Not only does the appearance of these names place the audience within the setting of the time, but it also points out the films’ own propagandist tendencies. What are the Basterds themselves if not walking propaganda for the Americans? The few Nazis they let live are doomed to wear a swastika carved into their head by Lt. Raine in order to send a message to the others. It works as Hitler vents his frustration about the Basterds to his generals draped in the Nazi flag while throwing a tantrum. This kind of over the top cartoonishness points out the facetious quality of the film and provides a subtle joke about the nature of propaganda. It is only funny to the people on the winning end.
Nation’s Pride, the propaganda film within Inglourious Basterds, is being screened for Hitler and his Third Reich compatriots near the end of the film. They cheer and howl when the German hero Fredrick Zoller (Daniel Brühl) mows down Allied soldiers from a rooftop. Zoller, during the screening, excuses himself and feels uneasy watching. He becomes uncomfortable with the artifice that he has become a part of which questions whether propaganda is good or not. Again it seems the film’s answer would be that it depends on who is watching.
All of Tarantino’s films point out their own status as cinematic artefacts and Inglourious Basterds is no different. In a Tarantino film, nothing is sacred and everything is fair game to contort and use for the filmmakers’ own purposes.
The film is divided into chapters, the music is appropriated from other films, and the narrative shifts back and forth where appropriate. Even the title of the film is purposely spelled incorrectly as Ben Walters points out in Debating Inglourious Basterds, “The film explicitly invites us to take a break from historical reality, and presents itself under an obviously incorrect title”.
Everything about the film is hyper real. It is interesting that in 2004 the novelist Philip Roth released the book The Plot Against America. The novel takes place in an alternate 1941 in which Charles Lindbergh becomes President of the United States and a supporter of Adolf Hitler. The book met with critical acclaim and considerably less controversy than Tarantino’s film. Why must cinema conform to history?
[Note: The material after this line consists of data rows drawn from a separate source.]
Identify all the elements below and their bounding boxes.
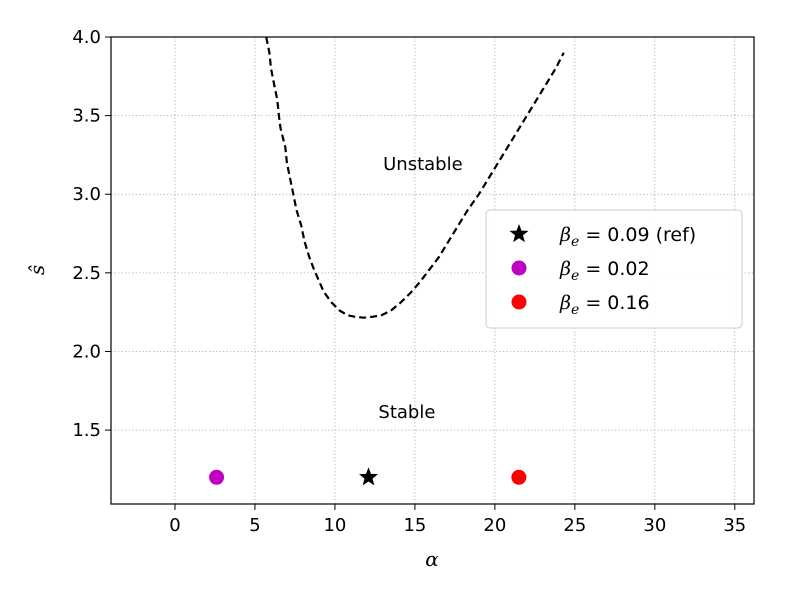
x-tick-label: 0 [169, 515, 180, 536]
stable-label: Stable [378, 402, 435, 423]
legend-red-marker [511, 294, 527, 310]
stability-boundary-line [265, 36, 565, 319]
x-tick-label: 15 [403, 515, 426, 536]
unstable-label: Unstable [383, 154, 463, 175]
plot-frame [110, 36, 755, 505]
y-tick-label: 4.0 [72, 27, 101, 48]
data-points [209, 467, 527, 486]
legend-entry-002: βe = 0.02 [511, 258, 650, 284]
legend-entry-ref: βe = 0.09 (ref) [509, 224, 696, 250]
x-tick-label: 35 [723, 515, 746, 536]
y-tick-label: 1.5 [72, 420, 101, 441]
x-tick-label: 20 [483, 515, 506, 536]
x-tick-label: 30 [643, 515, 666, 536]
legend-entry-016: βe = 0.16 [511, 292, 650, 318]
legend-magenta-marker [511, 260, 527, 276]
legend: βe = 0.09 (ref) βe = 0.02 βe = 0.16 [485, 209, 743, 329]
legend-star-marker [509, 224, 529, 243]
y-tick-label: 2.5 [72, 263, 101, 284]
x-tick-label: 25 [563, 515, 586, 536]
x-tick-label: 5 [249, 515, 260, 536]
x-axis: 0 5 10 15 20 25 30 35 [169, 504, 746, 536]
y-tick-label: 3.0 [72, 184, 101, 205]
y-axis-label: ŝ [25, 265, 49, 275]
x-tick-label: 10 [323, 515, 346, 536]
legend-label-002: βe = 0.02 [559, 258, 650, 284]
y-axis: 1.5 2.0 2.5 3.0 3.5 4.0 [72, 27, 111, 441]
y-tick-label: 2.0 [72, 341, 101, 362]
legend-label-016: βe = 0.16 [559, 292, 650, 318]
x-axis-label: α [425, 547, 439, 571]
magenta-point [209, 469, 225, 485]
ref-star-point [359, 467, 379, 486]
red-point [511, 469, 527, 485]
y-tick-label: 3.5 [72, 106, 101, 127]
region-annotations: Unstable Stable [378, 154, 462, 423]
legend-label-ref: βe = 0.09 (ref) [559, 224, 696, 250]
legend-box [485, 209, 743, 329]
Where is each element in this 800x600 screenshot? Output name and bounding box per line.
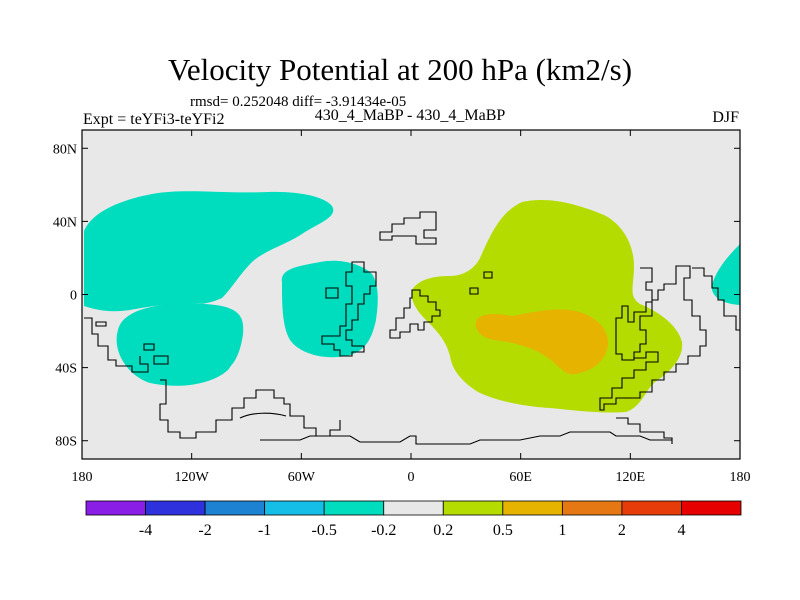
coast-ellipse bbox=[239, 412, 287, 419]
colorbar-label: -0.5 bbox=[312, 522, 337, 539]
colorbar-swatch bbox=[383, 500, 444, 516]
experiment-label: Expt = teYFi3-teYFi2 bbox=[83, 111, 225, 128]
colorbar-swatch bbox=[204, 500, 266, 516]
contour-fills bbox=[84, 191, 740, 445]
colorbar-swatch bbox=[145, 500, 206, 516]
lat-tick-label: 40N bbox=[53, 215, 77, 230]
coast-pacific-box-2 bbox=[143, 343, 155, 351]
case-label: 430_4_MaBP - 430_4_MaBP bbox=[314, 107, 506, 124]
coast-asia-east bbox=[692, 267, 740, 331]
coast-pacific-lines bbox=[84, 317, 149, 373]
lon-tick-label: 120W bbox=[175, 470, 210, 485]
lat-tick-label: 80N bbox=[53, 142, 77, 157]
colorbar-label: 1 bbox=[558, 522, 566, 539]
colorbar: -4 -2 -1 -0.5 -0.2 0.2 0.5 1 2 4 bbox=[85, 500, 742, 539]
colorbar-swatch bbox=[681, 500, 742, 516]
coast-asia bbox=[599, 265, 707, 411]
coast-antarctic-peninsula bbox=[159, 379, 341, 439]
coast-america bbox=[321, 261, 377, 357]
lat-tick-label: 40S bbox=[55, 362, 77, 377]
colorbar-swatch bbox=[323, 500, 385, 516]
negative-region-south-america bbox=[281, 260, 378, 358]
coast-pacific-small bbox=[95, 321, 107, 327]
lat-tick-label: 80S bbox=[55, 435, 77, 450]
coastlines bbox=[84, 211, 740, 445]
negative-region-dateline bbox=[711, 244, 740, 305]
lon-tick-label: 180 bbox=[730, 470, 751, 485]
colorbar-label: -2 bbox=[198, 522, 211, 539]
coast-pacific-box bbox=[153, 355, 169, 365]
season-label: DJF bbox=[712, 109, 739, 126]
colorbar-swatch bbox=[442, 500, 504, 516]
strong-positive-region bbox=[475, 309, 608, 375]
longitude-axis: 180 120W 60W 0 60E 120E 180 bbox=[72, 130, 751, 485]
colorbar-swatch bbox=[561, 500, 623, 516]
colorbar-swatch bbox=[502, 500, 563, 516]
rmsd-diff-stats: rmsd= 0.252048 diff= -3.91434e-05 bbox=[190, 94, 407, 110]
lon-tick-label: 180 bbox=[72, 470, 93, 485]
colorbar-label: 0.5 bbox=[493, 522, 513, 539]
colorbar-label: 4 bbox=[677, 522, 685, 539]
colorbar-swatch bbox=[621, 500, 682, 516]
colorbar-label: -4 bbox=[139, 522, 152, 539]
colorbar-label: 0.2 bbox=[433, 522, 453, 539]
positive-region-indian-ocean bbox=[411, 199, 683, 413]
coast-island-2 bbox=[469, 287, 479, 295]
colorbar-label: -1 bbox=[258, 522, 271, 539]
lon-tick-label: 60E bbox=[509, 470, 532, 485]
lon-tick-label: 0 bbox=[408, 470, 415, 485]
coast-island-3 bbox=[483, 271, 493, 279]
colorbar-swatch bbox=[264, 500, 325, 516]
colorbar-swatch bbox=[85, 500, 146, 516]
lon-tick-label: 120E bbox=[616, 470, 646, 485]
lon-tick-label: 60W bbox=[288, 470, 316, 485]
colorbar-label: -0.2 bbox=[371, 522, 396, 539]
latitude-axis: 80N 40N 0 40S 80S bbox=[53, 142, 740, 450]
lat-tick-label: 0 bbox=[70, 289, 77, 304]
coast-island-1 bbox=[325, 287, 339, 299]
plot-title: Velocity Potential at 200 hPa (km2/s) bbox=[167, 52, 633, 87]
colorbar-label: 2 bbox=[618, 522, 626, 539]
coast-greenland bbox=[379, 211, 437, 245]
coast-australia bbox=[616, 417, 673, 444]
coast-antarctica bbox=[260, 431, 672, 445]
coast-europe-africa bbox=[389, 289, 441, 339]
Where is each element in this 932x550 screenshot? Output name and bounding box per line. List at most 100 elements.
Just as literature is a manipulation of words and language, cinema is a manipulation of sound, light, image, and editing, so why pretend otherwise? More than that — why not use that to the utmost advantage in creating a story? This idea is central to the film. The title could be spelled correctly, but it isn’t. Hitler could have lived, but he doesn’t. These deviations from history and accuracy point out the fact that the film is a film and also pose the question, why does the cinema have to be like real life?
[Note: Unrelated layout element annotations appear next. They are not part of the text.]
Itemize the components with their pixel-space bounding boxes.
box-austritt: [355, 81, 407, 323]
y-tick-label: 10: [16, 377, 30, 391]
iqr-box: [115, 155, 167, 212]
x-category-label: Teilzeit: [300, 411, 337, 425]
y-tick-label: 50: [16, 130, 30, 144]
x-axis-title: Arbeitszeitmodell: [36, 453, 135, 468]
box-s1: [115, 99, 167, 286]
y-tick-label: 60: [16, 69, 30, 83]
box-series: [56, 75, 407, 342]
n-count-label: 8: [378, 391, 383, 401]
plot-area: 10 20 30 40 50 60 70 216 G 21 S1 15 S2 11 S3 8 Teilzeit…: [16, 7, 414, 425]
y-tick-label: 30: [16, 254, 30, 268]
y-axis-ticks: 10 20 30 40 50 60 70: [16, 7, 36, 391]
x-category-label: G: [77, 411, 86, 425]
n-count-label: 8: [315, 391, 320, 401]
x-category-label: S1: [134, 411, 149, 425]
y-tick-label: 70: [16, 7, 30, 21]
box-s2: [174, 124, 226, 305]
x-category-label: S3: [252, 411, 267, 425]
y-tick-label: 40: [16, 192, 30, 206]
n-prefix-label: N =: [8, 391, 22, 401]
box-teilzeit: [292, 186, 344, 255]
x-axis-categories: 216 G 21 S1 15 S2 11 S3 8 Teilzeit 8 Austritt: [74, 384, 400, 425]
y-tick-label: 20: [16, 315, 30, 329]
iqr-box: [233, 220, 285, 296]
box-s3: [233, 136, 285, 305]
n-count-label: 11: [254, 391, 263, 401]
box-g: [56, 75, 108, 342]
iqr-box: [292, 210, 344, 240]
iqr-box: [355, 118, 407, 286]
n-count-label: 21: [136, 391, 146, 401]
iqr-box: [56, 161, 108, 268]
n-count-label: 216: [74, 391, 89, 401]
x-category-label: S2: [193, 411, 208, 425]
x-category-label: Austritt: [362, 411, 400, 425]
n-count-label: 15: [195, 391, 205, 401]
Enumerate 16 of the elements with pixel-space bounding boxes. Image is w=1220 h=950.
The film’s infamous ending offers Tarantino’s most pronounced metaphor for cinema. With high ranking Nazi officers trapped in a burning theatre, the fire started by 35-millimetre nitrate film, gunshots raining down upon them, the implication is clear. Cinema has the power to change history if one so pleases. There is no reason to accommodate history when engaged in myth-making
In Do You Find Me Sadistic, Lee Weston Sabo asserts, that “to neglect this power is to neglect cinema itself, and by exposing the grotesqueness behind the war films that came before it and displaying it in all its naked grisliness, Inglourious Basterds, like all transgressive comedies, undermines the power of other films’ lies.
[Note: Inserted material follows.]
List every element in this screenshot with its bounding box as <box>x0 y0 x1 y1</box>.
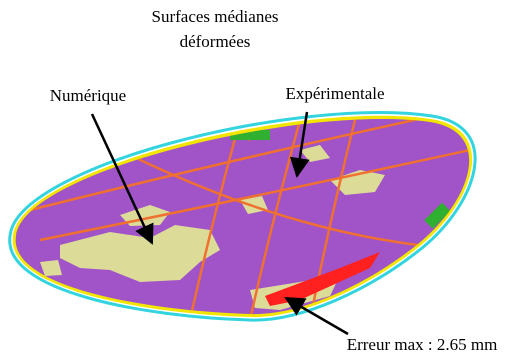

This is what Inglourious Basterds is interested in—the unlimited power of the filmmaker. Whether it’s Leni Riefenstahl manipulating the 1934 Nazi Party Congress in Nuremberg or Tarantino completely altering the entire outcome of World War II, cinema provides us an outlet where our dreams and fantasies can escape and become real in some form. When it comes to the cinema, war really is over if you want it.